肿瘤是高度异质性的，其中致病突变可能以极低比例存在，比如allel frequency< 0.1%~0.01%，甚至更低。而目前最准的Hiseq测序本身的单个碱基的错误率就在0.2%左右，再加上众所周知的DNA聚合酶的固有错误率（10-7~10-5），那如何能测出0.1%的超低比例的突变？
(A) Adapter synthesis. A double-stranded, randomized Duplex Tag sequence is appended to a sequencing adapter by copying a degenerate sequence in one strand of the adapter with DNA polymerase. Complete adapter A-tailing is ensured by extended incubation with polymerase and dATP.
(B) Duplex Sequencing workflow. Sheared, T-tailed double-stranded DNA is ligated to A-tailed adapters. Because every adapter contains a Duplex Tag on each end, every DNA fragment becomes labeled with two distinct tag sequences (arbitrarily designated α and β in the single fragment shown). PCR amplification with primers containing Illumina flow-cell–compatible tails is carried out to generate families of PCR duplicates. Two types of PCR products are produced from each DNA fragment. Those derived from one strand will have the α tag sequence adjacent to flow cell sequence 1 and the β tag sequence adjacent to flow cell sequence 2. PCR products originating from the complementary strand are labeled reciprocally.
(C) Error correction. (i–iii) Sequence reads sharing a unique set of tags are grouped into paired families with members having strand identifiers in either the αβ or βα orientation. Each family pair reflects the amplification of one double-stranded DNA fragment. (i) Mutations (colored spots) present in only one or a few family members represent sequencing mistakes or PCR-introduced errors occurring late in amplification. (ii) Mutations occurring in many or all members of one family in a pair arise from PCR errors during the first round of amplification such as might occur when copying across sites of mutagenic DNA damage. (iii) True mutations (green) present on both strands of a DNA fragment appear in all members of a family pair. Whereas artifactual mutations may co-occur in a family pair with a true mutation, all except those arising during the first round of PCR amplification can be independently identified and discounted when producing (iv) an error-corrected single-strand consensus sequence (SSCS). The sequences obtained from each of the two strands of an individual DNA duplex can then be compared to obtain (v) the duplex consensus sequence (DCS), which eliminates remaining errors that occurred during the first round of PCR.
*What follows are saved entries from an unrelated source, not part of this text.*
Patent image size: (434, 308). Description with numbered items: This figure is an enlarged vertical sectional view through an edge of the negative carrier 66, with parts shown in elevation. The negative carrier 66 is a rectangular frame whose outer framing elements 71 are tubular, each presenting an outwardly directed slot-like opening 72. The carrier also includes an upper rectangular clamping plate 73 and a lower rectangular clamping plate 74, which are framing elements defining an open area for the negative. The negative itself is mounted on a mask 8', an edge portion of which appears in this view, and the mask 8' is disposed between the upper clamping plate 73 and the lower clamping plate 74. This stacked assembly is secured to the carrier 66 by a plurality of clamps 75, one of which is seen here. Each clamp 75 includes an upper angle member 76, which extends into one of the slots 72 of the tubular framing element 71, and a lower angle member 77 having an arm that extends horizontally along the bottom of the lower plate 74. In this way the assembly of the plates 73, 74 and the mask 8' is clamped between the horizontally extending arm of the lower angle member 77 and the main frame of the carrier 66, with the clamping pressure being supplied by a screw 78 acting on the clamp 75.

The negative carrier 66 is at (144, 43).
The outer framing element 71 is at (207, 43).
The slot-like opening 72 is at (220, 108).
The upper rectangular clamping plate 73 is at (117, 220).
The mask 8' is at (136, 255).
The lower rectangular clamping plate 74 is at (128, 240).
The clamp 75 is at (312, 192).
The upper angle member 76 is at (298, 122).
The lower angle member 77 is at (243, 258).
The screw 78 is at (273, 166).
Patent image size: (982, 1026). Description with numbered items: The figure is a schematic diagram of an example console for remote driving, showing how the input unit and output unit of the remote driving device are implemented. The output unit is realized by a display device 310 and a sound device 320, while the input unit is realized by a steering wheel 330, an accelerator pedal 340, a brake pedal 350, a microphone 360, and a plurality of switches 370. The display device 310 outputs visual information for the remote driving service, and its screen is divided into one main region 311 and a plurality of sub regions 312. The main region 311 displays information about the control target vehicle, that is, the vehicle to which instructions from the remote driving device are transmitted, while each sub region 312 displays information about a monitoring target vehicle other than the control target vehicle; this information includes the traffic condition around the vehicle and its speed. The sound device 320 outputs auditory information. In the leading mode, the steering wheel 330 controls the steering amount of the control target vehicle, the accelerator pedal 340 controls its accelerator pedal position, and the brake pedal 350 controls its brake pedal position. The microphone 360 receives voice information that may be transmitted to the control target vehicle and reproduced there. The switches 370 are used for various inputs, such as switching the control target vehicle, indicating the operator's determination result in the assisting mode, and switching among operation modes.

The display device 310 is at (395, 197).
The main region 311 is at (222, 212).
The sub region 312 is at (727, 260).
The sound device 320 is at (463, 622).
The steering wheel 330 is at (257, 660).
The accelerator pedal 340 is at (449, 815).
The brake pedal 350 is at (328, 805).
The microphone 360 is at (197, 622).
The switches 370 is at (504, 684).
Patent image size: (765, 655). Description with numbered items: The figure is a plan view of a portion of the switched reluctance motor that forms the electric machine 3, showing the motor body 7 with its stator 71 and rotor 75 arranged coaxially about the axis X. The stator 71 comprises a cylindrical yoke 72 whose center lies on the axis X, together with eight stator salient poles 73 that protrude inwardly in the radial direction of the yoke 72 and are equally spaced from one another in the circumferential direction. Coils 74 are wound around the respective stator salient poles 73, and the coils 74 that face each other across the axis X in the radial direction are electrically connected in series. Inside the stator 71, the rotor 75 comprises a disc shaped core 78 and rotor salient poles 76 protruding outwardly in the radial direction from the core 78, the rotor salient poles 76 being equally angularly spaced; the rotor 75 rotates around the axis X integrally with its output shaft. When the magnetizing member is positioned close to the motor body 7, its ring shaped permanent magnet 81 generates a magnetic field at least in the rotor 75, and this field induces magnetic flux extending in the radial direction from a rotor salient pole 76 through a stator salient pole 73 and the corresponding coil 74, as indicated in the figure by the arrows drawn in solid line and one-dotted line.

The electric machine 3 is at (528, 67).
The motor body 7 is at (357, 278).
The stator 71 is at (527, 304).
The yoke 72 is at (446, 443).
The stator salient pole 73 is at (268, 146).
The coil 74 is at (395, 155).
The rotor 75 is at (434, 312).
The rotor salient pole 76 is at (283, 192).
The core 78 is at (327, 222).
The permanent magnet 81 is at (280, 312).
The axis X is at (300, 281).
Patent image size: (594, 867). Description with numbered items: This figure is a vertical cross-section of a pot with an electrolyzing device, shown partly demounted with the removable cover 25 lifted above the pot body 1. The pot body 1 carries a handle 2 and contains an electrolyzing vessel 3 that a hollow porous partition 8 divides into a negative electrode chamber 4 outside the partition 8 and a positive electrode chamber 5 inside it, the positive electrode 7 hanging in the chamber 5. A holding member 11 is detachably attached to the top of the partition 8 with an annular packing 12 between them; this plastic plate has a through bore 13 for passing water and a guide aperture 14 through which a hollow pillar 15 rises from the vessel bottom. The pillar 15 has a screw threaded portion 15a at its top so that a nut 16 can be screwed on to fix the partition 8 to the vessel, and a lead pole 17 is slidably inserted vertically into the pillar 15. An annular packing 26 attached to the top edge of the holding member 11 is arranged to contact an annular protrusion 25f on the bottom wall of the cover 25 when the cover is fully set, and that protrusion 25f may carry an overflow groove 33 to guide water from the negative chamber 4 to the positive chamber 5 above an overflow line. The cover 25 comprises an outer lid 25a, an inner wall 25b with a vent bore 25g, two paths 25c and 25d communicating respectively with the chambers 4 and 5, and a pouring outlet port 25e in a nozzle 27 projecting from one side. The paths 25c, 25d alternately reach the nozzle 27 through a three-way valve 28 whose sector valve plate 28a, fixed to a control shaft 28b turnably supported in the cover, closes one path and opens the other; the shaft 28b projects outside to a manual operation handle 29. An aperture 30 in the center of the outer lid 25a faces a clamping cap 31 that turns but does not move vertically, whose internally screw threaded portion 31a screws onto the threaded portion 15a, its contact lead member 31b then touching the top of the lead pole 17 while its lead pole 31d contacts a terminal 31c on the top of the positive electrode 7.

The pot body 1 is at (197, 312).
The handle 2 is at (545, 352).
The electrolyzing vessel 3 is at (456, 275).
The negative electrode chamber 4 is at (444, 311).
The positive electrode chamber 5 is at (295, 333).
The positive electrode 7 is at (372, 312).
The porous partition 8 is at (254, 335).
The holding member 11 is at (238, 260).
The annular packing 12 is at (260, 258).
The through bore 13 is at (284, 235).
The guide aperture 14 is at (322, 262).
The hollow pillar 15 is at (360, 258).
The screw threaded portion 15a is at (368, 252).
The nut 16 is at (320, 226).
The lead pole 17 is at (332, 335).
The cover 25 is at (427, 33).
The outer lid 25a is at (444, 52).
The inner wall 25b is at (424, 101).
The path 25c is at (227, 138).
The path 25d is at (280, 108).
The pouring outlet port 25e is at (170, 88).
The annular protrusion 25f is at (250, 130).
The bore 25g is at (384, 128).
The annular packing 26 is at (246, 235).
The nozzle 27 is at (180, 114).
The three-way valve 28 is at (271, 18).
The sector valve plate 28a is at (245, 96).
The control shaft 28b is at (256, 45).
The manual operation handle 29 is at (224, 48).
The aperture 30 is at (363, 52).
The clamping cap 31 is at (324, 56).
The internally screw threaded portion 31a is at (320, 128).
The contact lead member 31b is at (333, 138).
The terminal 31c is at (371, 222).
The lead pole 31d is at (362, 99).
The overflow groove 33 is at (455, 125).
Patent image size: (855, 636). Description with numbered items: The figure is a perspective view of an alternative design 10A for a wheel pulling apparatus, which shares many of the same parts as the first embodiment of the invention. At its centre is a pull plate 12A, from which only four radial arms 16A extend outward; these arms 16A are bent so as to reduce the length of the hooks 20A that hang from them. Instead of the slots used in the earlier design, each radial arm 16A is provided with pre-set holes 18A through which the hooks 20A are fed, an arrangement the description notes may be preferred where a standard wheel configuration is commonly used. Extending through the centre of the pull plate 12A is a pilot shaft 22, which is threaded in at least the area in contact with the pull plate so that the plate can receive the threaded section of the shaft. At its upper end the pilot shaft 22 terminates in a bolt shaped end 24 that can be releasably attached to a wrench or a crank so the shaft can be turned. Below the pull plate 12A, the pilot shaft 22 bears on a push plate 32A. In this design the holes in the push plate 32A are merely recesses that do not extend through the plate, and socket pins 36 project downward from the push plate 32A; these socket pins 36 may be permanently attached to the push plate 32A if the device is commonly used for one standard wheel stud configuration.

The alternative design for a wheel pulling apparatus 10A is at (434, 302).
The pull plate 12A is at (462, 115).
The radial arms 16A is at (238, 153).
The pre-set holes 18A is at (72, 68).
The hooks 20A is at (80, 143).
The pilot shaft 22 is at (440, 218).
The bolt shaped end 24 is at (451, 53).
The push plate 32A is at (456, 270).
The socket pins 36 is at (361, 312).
Detection of ultra-rare mutations by next-generation sequencing
MichaelW. Schmitta, Scott R. Kennedy, Jesse J. Salk, Edward J. Fox, Joseph B. Hiatt,and Lawrence A. Loeb
Michael W. Schmitt, 14508–14513, doi: 10.1073/pnas.1208715109
Next-generation DNA sequencing promises to revolutionize clinical medicine and basic research. However, while this technology has the capacity to generate hundreds of billions of nucleotides of DNA sequence in a single experiment, the error rate of ∼1% results in hundreds of millions of sequencing mistakes. These scattered errors can be tolerated in some applications but become extremely problematic when “deep sequencing” genetically heterogeneous mixtures, such as tumors or mixed microbial populations. To overcome limitations in sequencing accuracy, we have developed a method termed Duplex Sequencing. This approach greatly reduces errors by independently tagging and sequencing each of the two strands of a DNA duplex. As the two strands are complementary, true mutations are found at the same position in both strands. In contrast, PCR or sequencing errors result in mutations in only one strand and can thus be discounted as technical error. We determine that Duplex Sequencing has a theoretical background error rate of less than one artifactual mutation per billion nucleotides sequenced. In addition, we establish that detection of mutations present in only one of the two strands of duplex DNA can be used to identify sites of DNA damage. We apply the method to directly assess the frequency and pattern of random mutations in mitochondrial DNA from human cells.